My blog has been mighty quiet this past week or so because I’ve been in Costa Rica, researching one (and possibly two!) future books set in part in the rain forest. This is an ecosystem that’s fascinated me since I was in third grade, so getting the chance to spend a few days in the Sarapiqui River area of Costa Rica was just amazing. I spent most of my days hiking in the forest and staring either up into the trees or down at the ground. Here’s some of what came into focus through the camera lens…
We spotted two kinds of poison dart frogs (and heard them, too! They make a loud chick-chick-chick! sound in the rain.)
Here’s a blue jean poison dart frog, so named for his denim-colored legs.
Giant iguanas were draped over limbs above our heads, sometimes sharing trees with sloths or monkeys.
A two-toed sloth in a tree near the swimming pool…
A white-faced monkey eats breakfast.
There were also lots and lots of bats, swooping in and out of the restaurant when we ate dinner and hanging around in and on trees during the day.
Long-nosed bats on a tree along the Sarapiqui River.
There were caimans all along the river, too — they’re like crocodiles only a bit smaller.
Until this trip, I thought a basilisk was just a mythical Harry Potter snake that could turn you to stone. But this is a basilisk, too.
It’s an emerald basilisk – Sometimes, they’re also called Jesus Christ lizards because they can run across the water. I loved the colors in these creatures.
Some of my favorite wildlife sightings happened on our longer hikes, after we’d crossed a hanging bridge over the river to go deeper into the primary rain forest. At one point, our guide, Alex, motioned for us to follow him off the trail and into a stream, where he turned over leaves until he found this.
It’s a glass frog – Isn’t it incredible the way he blends in with both the foliage and the eggs?
There were also leaf-cutter ants, marching in huge armies through the forest and up and down trees.
And there were some rain forest residents that we needed a zoom lens to photograph, like this one…

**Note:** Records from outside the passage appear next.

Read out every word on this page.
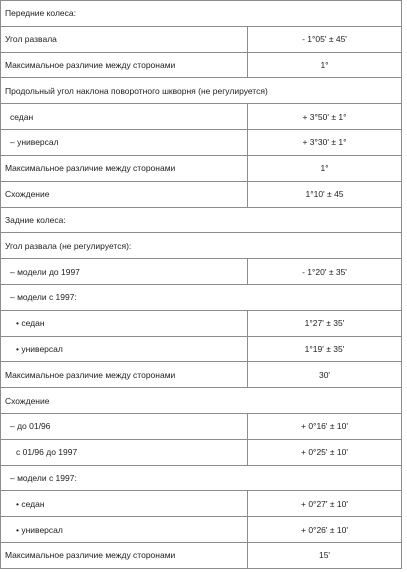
Передние колеса:	
Угол развала	- 1°05' ± 45'
Максимальное различие между сторонами	1°
Продольный угол наклона поворотного шкворня (не регулируется)	
седан	+ 3°50' ± 1°
– универсал	+ 3°30' ± 1°
Максимальное различие между сторонами	1°
Схождение	1°10' ± 45
Задние колеса:	
Угол развала (не регулируется):	
– модели до 1997	- 1°20' ± 35'
– модели с 1997:	
• седан	1°27' ± 35'
• универсал	1°19' ± 35'
Максимальное различие между сторонами	30'
Схождение	
– до 01/96	+ 0°16' ± 10'
с 01/96 до 1997	+ 0°25' ± 10'
– модели с 1997:	
• седан	+ 0°27' ± 10'
• универсал	+ 0°26' ± 10'
Максимальное различие между сторонами	15'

We actually just hiked around this hognose viper at the edge of the trail. Alex marked the spot with some sticks so other hikers wouldn’t step on it by accident, since it blends in with the leaf cover.
This snake, though, was a different story.
Alex stopped us several yards back and warned us that it was a Fer-de-lance…more venomous, more aggressive, and right in the middle of the trail. After we snapped a few pictures (this is the only clear one I have….my hands were shaking, so the rest are all blurry), he coaxed it off the trail with a long stick. We watched as it slithered up onto a tree limb, and then passed by, giving it plenty of space.
After our hike, the rains came as they did each day, and I spent the rest of the afternoon in the hammock outside our lodge room, writing and outlining. But there was one last visitor from the forest…
This slender anole sat quietly next to me on the hammock for over an hour. I’ve decided that he must be my muse for this new book.